What does it take to get in? Solicit a prostitute on the streets of Los Angeles and get caught once (v. important, for two-timers go to jail). Once there men are yelled at for eight hours and shown, vividly, what can go wrong in the money-for-sex exchange. They see photos of men beaten up by pimps and closeups of bodies inflamed with STDs. And that's just the morning! In the afternoon, they listen to recovering sex addicts and former prostitutes tell their stories, getting a glimpse of the abuse that circulates through prostitution rings. Tuition is $600.
What's in it for graduates? A second chance in exchange for a promise (sealed with a jail threat) to change their ways. Misdemeanor solicitation charges loom overhead for one year, but are dropped for those who make it through with no arrests.

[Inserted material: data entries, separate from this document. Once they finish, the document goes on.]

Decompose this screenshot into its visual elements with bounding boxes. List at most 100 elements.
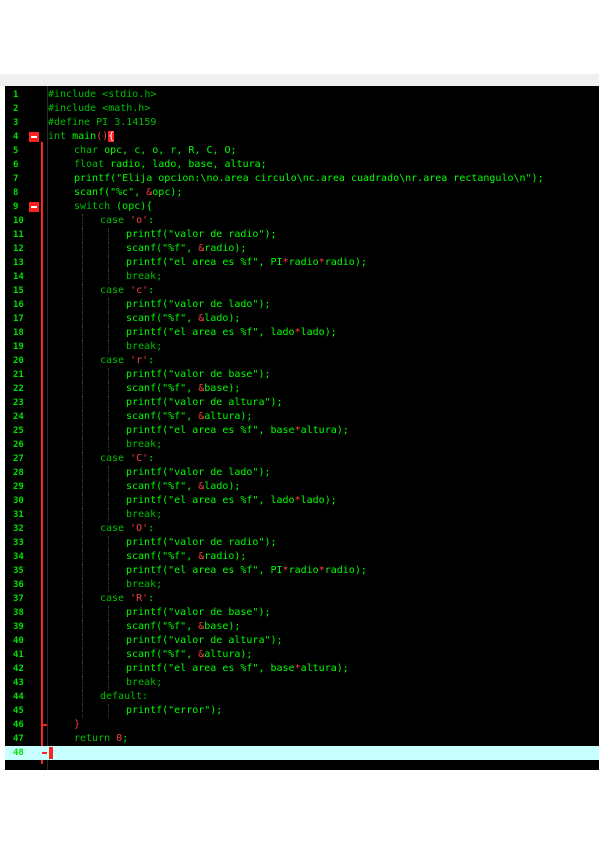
code-line[interactable]: 25 printf("el area es %f", base*altura); [5,424,599,438]
code-text: case 'R': [48,592,599,606]
code-line[interactable]: 10 case 'o': [5,214,599,228]
code-line[interactable]: 19 break; [5,340,599,354]
code-line[interactable]: 6 float radio, lado, base, altura; [5,158,599,172]
code-line[interactable]: 16 printf("valor de lado"); [5,298,599,312]
code-line[interactable]: 4 int main(){ [5,130,599,144]
code-token: opc); [152,187,183,198]
line-number: 41 [13,650,24,660]
code-token: case [100,215,131,226]
code-line[interactable]: 45 printf("error"); [5,704,599,718]
code-token: case [100,593,131,604]
code-line[interactable]: 32 case 'O': [5,522,599,536]
window-top-strip [0,74,599,86]
code-token: base); [204,621,241,632]
code-text: printf("Elija opcion:\no.area circulo\nc… [48,172,599,186]
code-line[interactable]: 28 printf("valor de lado"); [5,466,599,480]
code-line[interactable]: 15 case 'c': [5,284,599,298]
code-line[interactable]: 47 return 0; [5,732,599,746]
code-line[interactable]: 12 scanf("%f", &radio); [5,242,599,256]
code-text: default: [48,690,599,704]
code-token: default: [100,691,149,702]
code-text: printf("el area es %f", lado*lado); [48,326,599,340]
code-text: printf("el area es %f", lado*lado); [48,494,599,508]
code-text: scanf("%f", &lado); [48,480,599,494]
code-line[interactable]: 43 break; [5,676,599,690]
fold-collapse-icon[interactable] [29,202,39,212]
line-number: 35 [13,566,24,576]
fold-collapse-icon[interactable] [29,132,39,142]
code-text: #define PI 3.14159 [48,116,599,130]
code-token: #define PI 3.14159 [48,117,157,128]
code-token: : [148,285,155,296]
line-number: 12 [13,244,24,254]
code-line[interactable]: 3 #define PI 3.14159 [5,116,599,130]
code-token: radio); [324,257,367,268]
code-line[interactable]: 33 printf("valor de radio"); [5,536,599,550]
code-line[interactable]: 44 default: [5,690,599,704]
code-token: printf("el area es %f", PI [126,257,283,268]
line-number: 18 [13,328,24,338]
code-token: case [100,285,131,296]
code-token: : [148,453,155,464]
code-token: scanf("%f", [126,621,199,632]
code-line[interactable]: 35 printf("el area es %f", PI*radio*radio… [5,564,599,578]
code-text: break; [48,438,599,452]
code-token: float [74,159,111,170]
code-token: lado); [204,481,241,492]
line-number: 11 [13,230,24,240]
code-text: #include <math.h> [48,102,599,116]
code-text: char opc, c, o, r, R, C, O; [48,144,599,158]
code-line[interactable]: 31 break; [5,508,599,522]
code-token: case [100,453,131,464]
code-line[interactable]: 23 printf("valor de altura"); [5,396,599,410]
code-line[interactable]: 30 printf("el area es %f", lado*lado); [5,494,599,508]
code-line[interactable]: 22 scanf("%f", &base); [5,382,599,396]
line-number: 45 [13,706,24,716]
code-line[interactable]: 1 #include <stdio.h> [5,88,599,102]
code-line[interactable]: 38 printf("valor de base"); [5,606,599,620]
code-token: (opc){ [116,201,153,212]
code-line[interactable]: 36 break; [5,578,599,592]
code-token: switch [74,201,117,212]
code-token: scanf("%f", [126,481,199,492]
code-line[interactable]: 46} [5,718,599,732]
code-line[interactable]: 7 printf("Elija opcion:\no.area circulo\n… [5,172,599,186]
code-line[interactable]: 42 printf("el area es %f", base*altura); [5,662,599,676]
code-line[interactable]: 8 scanf("%c", &opc); [5,186,599,200]
code-line[interactable]: 37 case 'R': [5,592,599,606]
code-token: break; [126,677,163,688]
code-line[interactable]: 11 printf("valor de radio"); [5,228,599,242]
code-token: case [100,523,131,534]
code-editor[interactable]: 1 #include <stdio.h> 2 #include <math.h> 3 #d… [5,86,599,770]
code-line[interactable]: 13 printf("el area es %f", PI*radio*radio… [5,256,599,270]
code-line[interactable]: 21 printf("valor de base"); [5,368,599,382]
code-line[interactable]: 27 case 'C': [5,452,599,466]
code-text: break; [48,508,599,522]
code-line[interactable]: 17 scanf("%f", &lado); [5,312,599,326]
code-line[interactable]: 41 scanf("%f", &altura); [5,648,599,662]
code-line[interactable]: 26 break; [5,438,599,452]
code-token: printf("el area es %f", lado [126,495,295,506]
code-line[interactable]: 40 printf("valor de altura"); [5,634,599,648]
line-number: 27 [13,454,24,464]
code-line[interactable]: 14 break; [5,270,599,284]
code-line[interactable]: 34 scanf("%f", &radio); [5,550,599,564]
code-line[interactable]: 29 scanf("%f", &lado); [5,480,599,494]
code-text: printf("valor de lado"); [48,466,599,480]
line-number: 28 [13,468,24,478]
code-token: 'o' [130,215,149,226]
code-line[interactable]: 48 [5,746,599,760]
code-text: printf("el area es %f", base*altura); [48,424,599,438]
code-line[interactable]: 2 #include <math.h> [5,102,599,116]
fold-end-marker [42,752,47,754]
code-token: scanf("%f", [126,313,199,324]
code-line[interactable]: 18 printf("el area es %f", lado*lado); [5,326,599,340]
code-text: break; [48,578,599,592]
code-token: 'R' [130,593,149,604]
code-line[interactable]: 5 char opc, c, o, r, R, C, O; [5,144,599,158]
code-line[interactable]: 9 switch (opc){ [5,200,599,214]
code-token: int [48,131,73,142]
code-line[interactable]: 24 scanf("%f", &altura); [5,410,599,424]
code-line[interactable]: 39 scanf("%f", &base); [5,620,599,634]
code-line[interactable]: 20 case 'r': [5,354,599,368]
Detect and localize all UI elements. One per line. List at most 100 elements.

The no-nonsense, exhaustive class is meant to be impersonal, terrifying, and not at all therapeutic. And that's exactly why so many sociologists are surprised it works. Yet if a similar program in San Francisco, which cut recidivist rates by 30 percent, is any indication, it does. To find out why, read more.
Most johns are dabblers not deviants."These guys fall into one of three basic categories," a researcher who studied the San Francisco program said. "Sad sacks who are looking for a girlfriend-like experience; those who don't want to deal with the emotional component of a relationship and just want the sex; and thrill seekers. Only a very small number are actual sociopaths."
Well! There you go. Most aren't crazy. But that doesn't address (not that the justice systems cares) the underlying loneliness that sends lost men looking in the first place.